On 8 Nov 2008, at 00:09, Matt Kettler wrote:
Matt Kettler wrote:
Neil wrote:
So maybe this is moving slightly off on a tangent, but:
Why does auto-learn sometimes learn spam with a rating of X, but not
spam with a rating of X+Y? Where's it's methodology?
First, there's several rules involved here.
To autolearn as spam *ALL* of the following must be met:
-must have at least 3 points from header type rules
-must have at least 3 points from body type rules
-must not already match a low-scoring bayes rule in the existing
training (ie: BAYES_00) This prevents autolearning from
contradicting
existing training.
-After recomputing the score of the message as if bayes and all
userconf
rules were disabled (including changing the scoreset! This makes a
big
difference in some cases.), that score must be over the spam learning
threshold. This prevents bayes from engaging in self-feedback or
feedback based on manual whitelists (which, if misconfigured would
cause
a "bayes hangover" of mis-learned mail).
Generally speaking, the score you see in the message header has
only a
loose correlation with the score used for learning checks.

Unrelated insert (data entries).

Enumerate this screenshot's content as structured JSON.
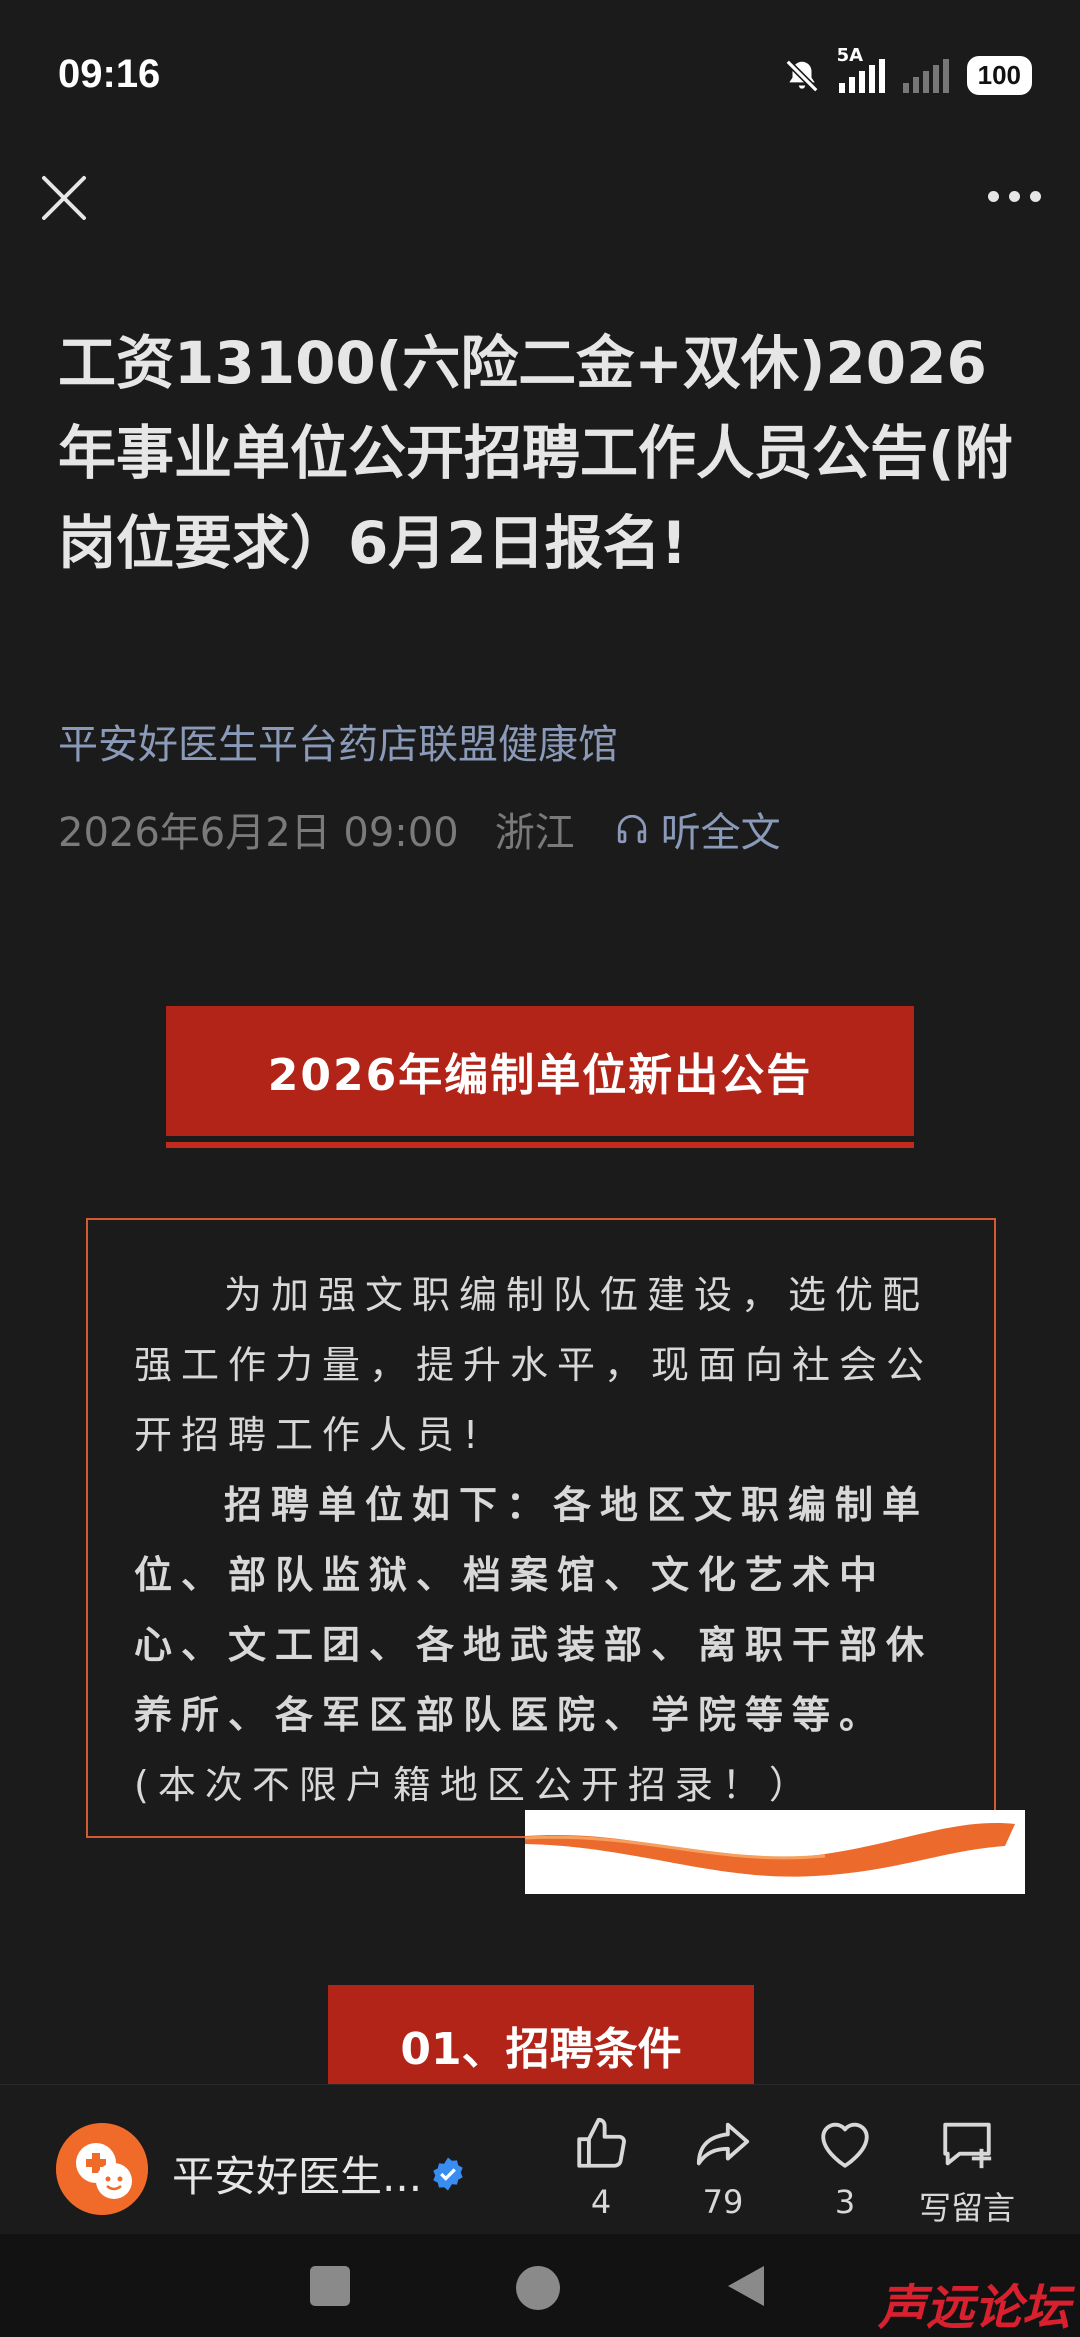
{
  "status_bar": {
    "time": "09:16",
    "network_label": "5A",
    "battery": "100"
  },
  "nav": {
    "close_icon": "close-icon",
    "more_icon": "more-icon"
  },
  "article": {
    "title": "工资13100(六险二金+双休)2026年事业单位公开招聘工作人员公告(附岗位要求）6月2日报名!",
    "source": "平安好医生平台药店联盟健康馆",
    "date": "2026年6月2日 09:00",
    "region": "浙江",
    "listen_label": "听全文",
    "banner": "2026年编制单位新出公告",
    "intro_p1": "为加强文职编制队伍建设，选优配强工作力量，提升水平，现面向社会公开招聘工作人员!",
    "intro_p2_bold": "招聘单位如下：各地区文职编制单位、部队监狱、档案馆、文化艺术中心、文工团、各地武装部、离职干部休养所、各军区部队医院、学院等等。",
    "intro_p2_rest": "(本次不限户籍地区公开招录！）",
    "section_title": "01、招聘条件"
  },
  "action_bar": {
    "author": "平安好医生...",
    "like_count": "4",
    "share_count": "79",
    "fav_count": "3",
    "comment_label": "写留言"
  },
  "watermark": "声远论坛",
  "colors": {
    "background": "#1b1b1b",
    "banner_red": "#b22318",
    "link_blue": "#8a9ab8",
    "border_orange": "#d45a33",
    "avatar_orange": "#f06a2a"
  }
}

Oh, one more rule I missed:
-The write lock for the bayes DB must be free. (ie: no other
learning or
expiry going on at the time). It will not block and wait for it, it
will
simply move on, but it will report autolearn=failed instead of
autolearn=no. This prevents autolearning from log jamming your mail
queue.
Thanks for that in-depth description; it helps me have a (less) vague
idea of what I'm doing.
-N.